Abram alas para a santidade by Daniela Moreira
17 abril, 2007, 3:59 pm
Filed under: Daniela Moreira, religião

Da série boas idéias para varrer a miséria para debaixo do tapete: a prefeitura de São Paulo vai remover todos os mendigos da Praça da Sé para a visita da sua santidade, Bento XVI, à catedral da Sé. Nada mais justo. Tem cabimento o sumo pontífice caminhando no meio de um bando de pobres e necessitados?

Aliás, quem já teve o privilégio de dar uma volta pelos museus do Vaticano sabe muito bem que papa e pobreza não têm nada a ver. Luxo, riqueza, obras de arte e os modestos aposentos das santidades assinados pelos mais badalados artistas da época, para não falar no vastíssimo acervo arqueológico “preservado” no pequeno país dos guardas de calças bufantes, sugerem que os pontífices nunca foram lá muito frugais.

Por mais carola que se seja, há que se admitir que, na História, o “cargo” de autoridade espiritual suprema da Igreja na terra se confundiu com poder temporal, dando margem a umas santidades não tão santas assim. Até aí, vá lá. Mas não estamos mais falando de papas Borgia. É coisa bem mais contemporânea.

Ainda que pese o custo de uma burocracia global, como a exigida para propagar a Fé Cristã, há que se admitir ainda que desapego material e humildade não são exatamente os fortes do Vaticano – os calendários com múltiplas poses do papa vendidos aos punhados dentro dos muros do estado cristão, no câmbio de três pra um, que o digam.

Admito não ser a maior especialista nas obras de caridade católicas, por isso não vou avaliar aqui se a Igreja faz muito ou pouco pelo seu rebanho. Mas posso dizer que a sensação ao entrar no Vaticano e, para aliviar um pouco a barra da santidade, em qualquer igreja das inúmeras espalhadas pela Europa é que, talvez, tenha se gasto – e ainda se gaste – um pouco de mais com a casa do Senhor, e um pouco de menos com os seus filhos.

Obviamente alguém vai argumentar, com toda razão, que se trata de um patrimônio histórico e que sequer faria sentido sair leiloando obras de valor artístico, religioso e até documental para cuidar dos desprovidos.
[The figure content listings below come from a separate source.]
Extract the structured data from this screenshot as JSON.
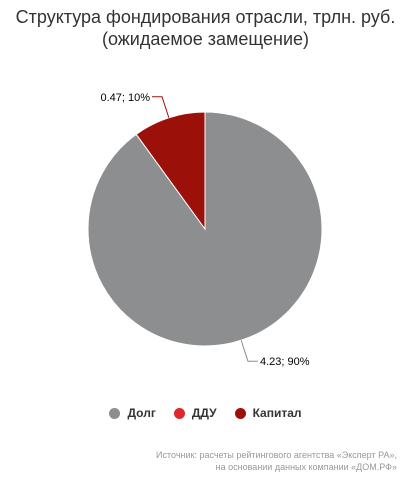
{
  "chart_data": {
    "type": "pie",
    "title": [
      "Структура фондирования отрасли, трлн. руб.",
      "(ожидаемое замещение)"
    ],
    "slices": [
      {
        "name": "Долг",
        "value": 4.23,
        "percent": 90,
        "label": "4.23; 90%",
        "color": "#8c8e8f"
      },
      {
        "name": "ДДУ",
        "value": 0,
        "percent": 0,
        "label": "",
        "color": "#e0272b"
      },
      {
        "name": "Капитал",
        "value": 0.47,
        "percent": 10,
        "label": "0.47; 10%",
        "color": "#9b1009"
      }
    ],
    "legend_position": "bottom"
  },
  "credits": [
    "Источник: расчеты рейтингового агентства «Эксперт РА»,",
    "на основании данных компании «ДОМ.РФ»"
  ]
}
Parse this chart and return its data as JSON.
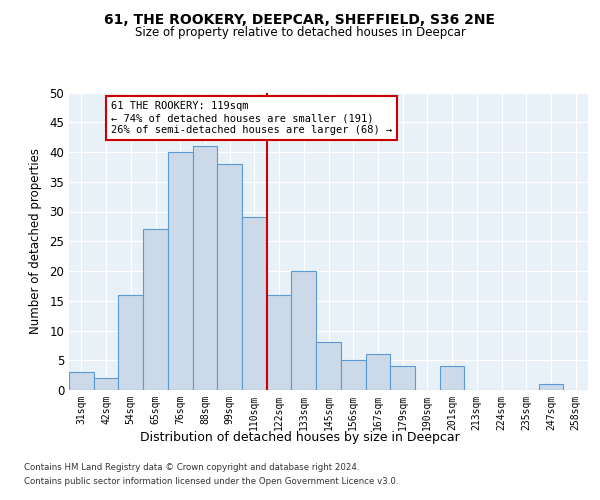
{
  "title1": "61, THE ROOKERY, DEEPCAR, SHEFFIELD, S36 2NE",
  "title2": "Size of property relative to detached houses in Deepcar",
  "xlabel": "Distribution of detached houses by size in Deepcar",
  "ylabel": "Number of detached properties",
  "bar_labels": [
    "31sqm",
    "42sqm",
    "54sqm",
    "65sqm",
    "76sqm",
    "88sqm",
    "99sqm",
    "110sqm",
    "122sqm",
    "133sqm",
    "145sqm",
    "156sqm",
    "167sqm",
    "179sqm",
    "190sqm",
    "201sqm",
    "213sqm",
    "224sqm",
    "235sqm",
    "247sqm",
    "258sqm"
  ],
  "bar_values": [
    3,
    2,
    16,
    27,
    40,
    41,
    38,
    29,
    16,
    20,
    8,
    5,
    6,
    4,
    0,
    4,
    0,
    0,
    0,
    1,
    0
  ],
  "bar_color": "#ccd9e8",
  "bar_edge_color": "#5b9bd5",
  "annotation_text": "61 THE ROOKERY: 119sqm\n← 74% of detached houses are smaller (191)\n26% of semi-detached houses are larger (68) →",
  "annotation_box_color": "#ffffff",
  "annotation_box_edge": "#cc0000",
  "ref_line_color": "#cc0000",
  "ylim": [
    0,
    50
  ],
  "yticks": [
    0,
    5,
    10,
    15,
    20,
    25,
    30,
    35,
    40,
    45,
    50
  ],
  "footer1": "Contains HM Land Registry data © Crown copyright and database right 2024.",
  "footer2": "Contains public sector information licensed under the Open Government Licence v3.0.",
  "bg_color": "#ffffff",
  "plot_bg_color": "#e8f0f8"
}
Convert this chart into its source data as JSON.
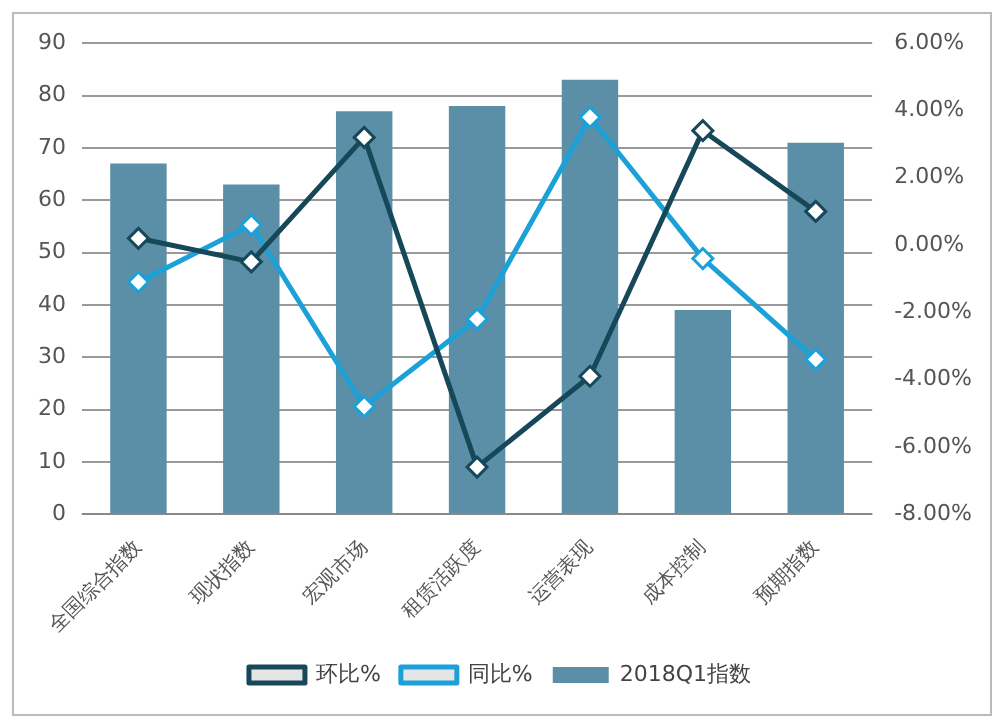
{
  "chart_data": {
    "type": "bar",
    "categories": [
      "全国综合指数",
      "现状指数",
      "宏观市场",
      "租赁活跃度",
      "运营表现",
      "成本控制",
      "预期指数"
    ],
    "series": [
      {
        "name": "2018Q1指数",
        "color": "#5b8fa8",
        "values": [
          67,
          63,
          77,
          78,
          83,
          39,
          71
        ]
      },
      {
        "name": "环比%",
        "type": "line",
        "axis": "y2",
        "color": "#17485a",
        "values": [
          0.2,
          -0.5,
          3.2,
          -6.6,
          -3.9,
          3.4,
          1.0
        ]
      },
      {
        "name": "同比%",
        "type": "line",
        "axis": "y2",
        "color": "#1ba1d8",
        "values": [
          -1.1,
          0.6,
          -4.8,
          -2.2,
          3.8,
          -0.4,
          -3.4
        ]
      }
    ],
    "ylim": [
      0,
      90
    ],
    "yticks": [
      0,
      10,
      20,
      30,
      40,
      50,
      60,
      70,
      80,
      90
    ],
    "y2lim": [
      -8,
      6
    ],
    "y2ticks": [
      {
        "value": -8,
        "label": "-8.00%"
      },
      {
        "value": -6,
        "label": "-6.00%"
      },
      {
        "value": -4,
        "label": "-4.00%"
      },
      {
        "value": -2,
        "label": "-2.00%"
      },
      {
        "value": 0,
        "label": "0.00%"
      },
      {
        "value": 2,
        "label": "2.00%"
      },
      {
        "value": 4,
        "label": "4.00%"
      },
      {
        "value": 6,
        "label": "6.00%"
      }
    ],
    "grid": "y",
    "legend": "bottom",
    "marker": "diamond"
  }
}
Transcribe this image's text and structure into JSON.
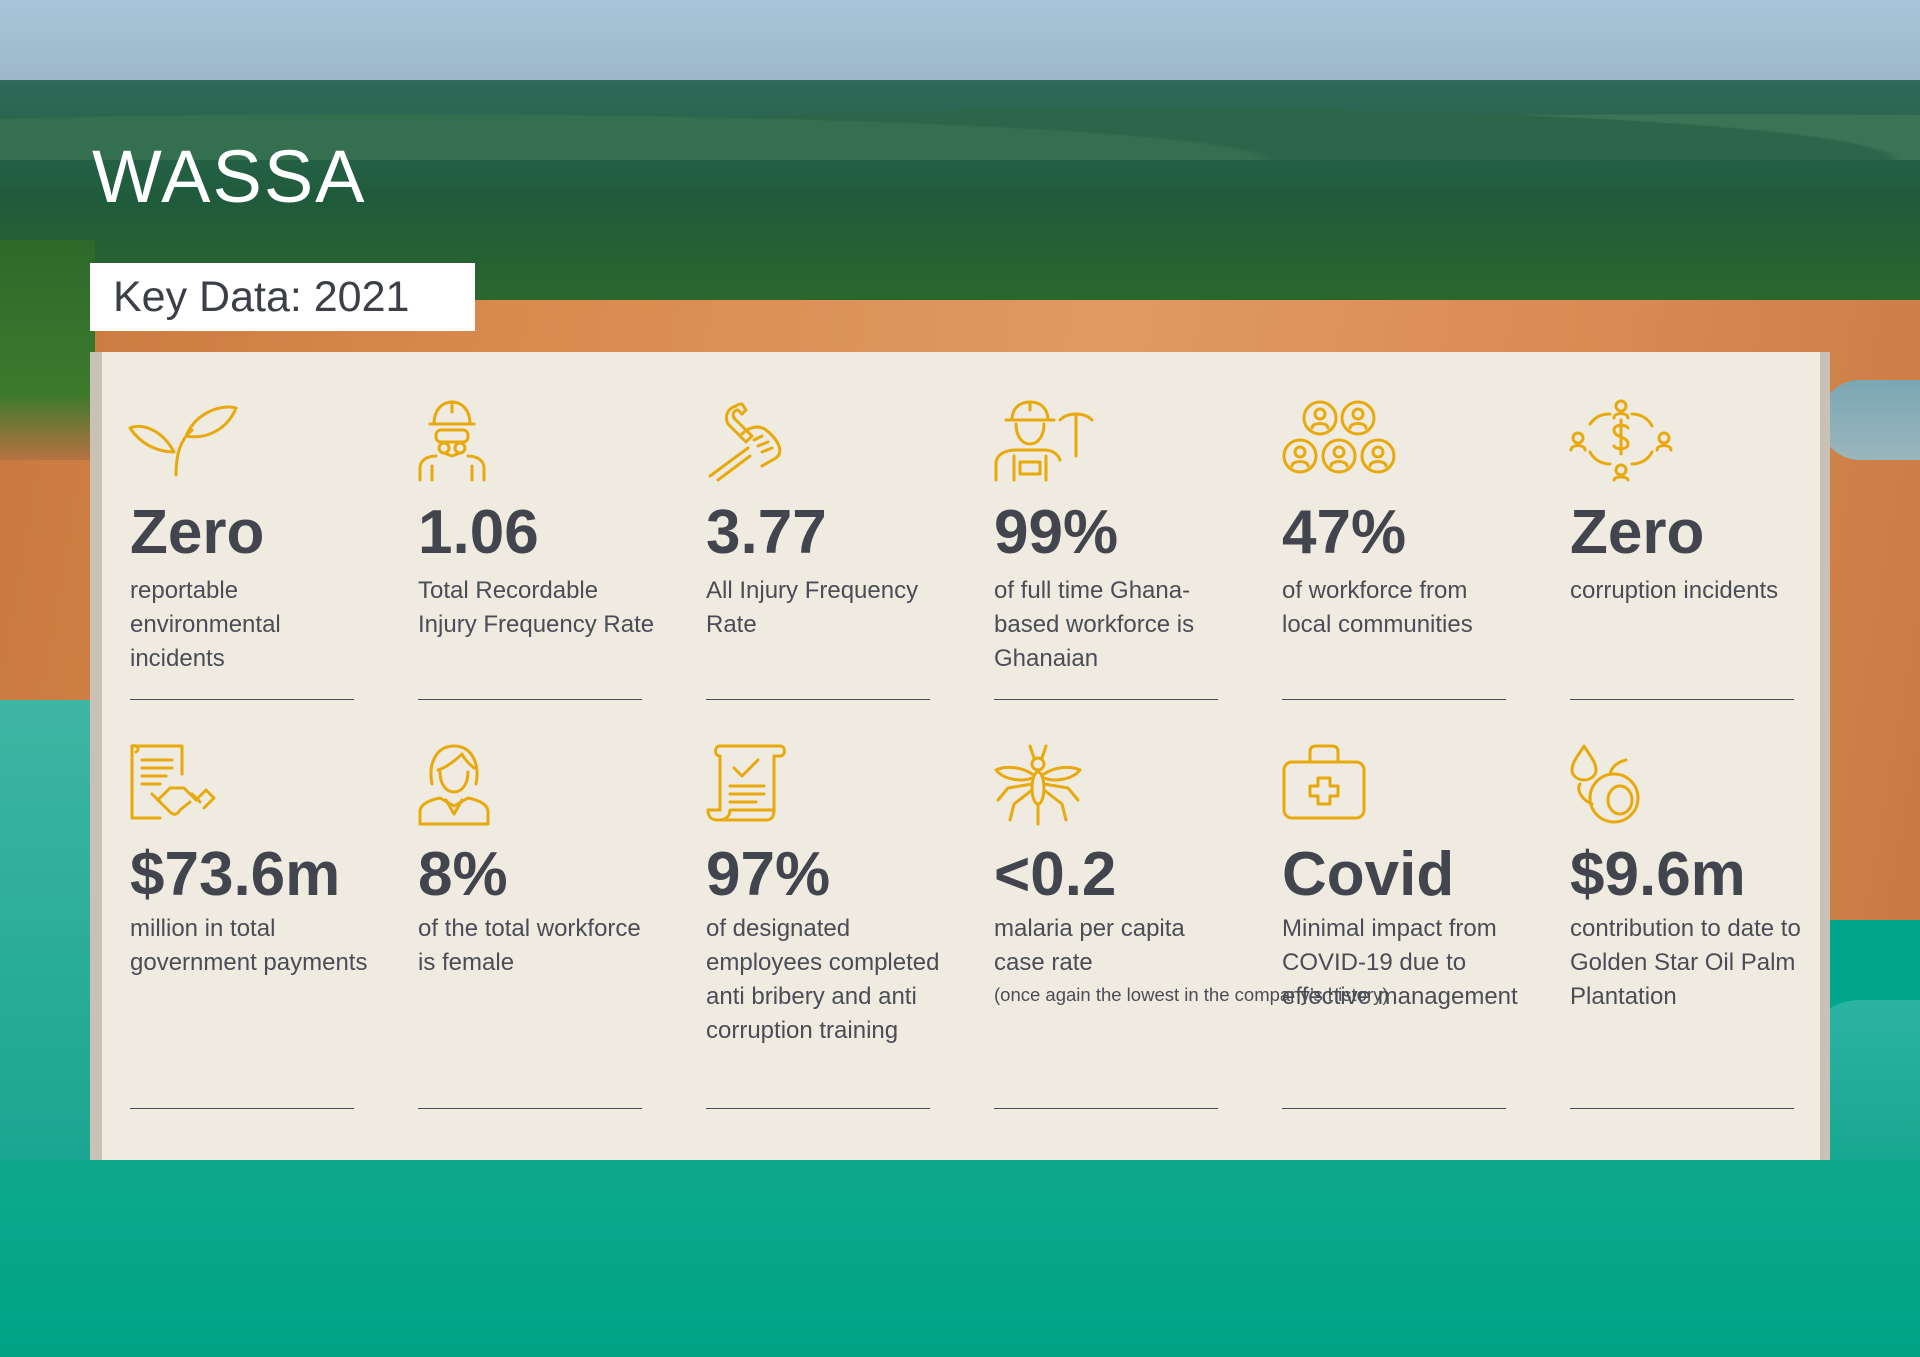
{
  "page": {
    "title": "WASSA",
    "subtitle": "Key Data: 2021",
    "accent_color": "#e8a90c",
    "text_color": "#42454d",
    "panel_color": "#f0ebe1"
  },
  "stats": [
    {
      "icon": "leaf-sprout-icon",
      "value": "Zero",
      "description": "reportable environmental incidents"
    },
    {
      "icon": "worker-with-mask-icon",
      "value": "1.06",
      "description": "Total Recordable Injury Frequency Rate"
    },
    {
      "icon": "wrench-hand-icon",
      "value": "3.77",
      "description": "All Injury Frequency Rate"
    },
    {
      "icon": "miner-with-pickaxe-icon",
      "value": "99%",
      "description": "of full time Ghana-based workforce is Ghanaian"
    },
    {
      "icon": "community-people-icon",
      "value": "47%",
      "description": "of workforce from local communities"
    },
    {
      "icon": "money-people-cycle-icon",
      "value": "Zero",
      "description": "corruption incidents"
    },
    {
      "icon": "contract-handshake-icon",
      "value": "$73.6m",
      "description": "million in total government payments"
    },
    {
      "icon": "female-worker-icon",
      "value": "8%",
      "description": "of the total workforce is female"
    },
    {
      "icon": "checked-document-icon",
      "value": "97%",
      "description": "of designated employees completed anti bribery and anti corruption training"
    },
    {
      "icon": "mosquito-icon",
      "value": "<0.2",
      "description": "malaria per capita case rate",
      "note": "(once again the lowest in the company’s history)"
    },
    {
      "icon": "first-aid-kit-icon",
      "value": "Covid",
      "description": "Minimal impact from COVID-19 due to effective management"
    },
    {
      "icon": "oil-palm-fruit-icon",
      "value": "$9.6m",
      "description": "contribution to date to Golden Star Oil Palm Plantation"
    }
  ]
}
Não, a proposta não é vender a Pietà para comprar AZT para tratar os doentes de AIDS na África – já que a Igreja condena a camisinha.

Mas que retirar os pobres da praça para abrir caminho à santidade é, no mínimo, um desvio da proposta cristã original, isso não há como negar. Muito embora seja difícil saber o que é pior: ter que retirar os mendigos da porta da mais importante igreja da capital para a visita do papa ou que eles estejam por lá há tanto tempo, sem sequer serem notados pela missão de fé.

A saber: será que eles voltam depois que o pontífice se for? Aguardamos notícias do plano de evacuação.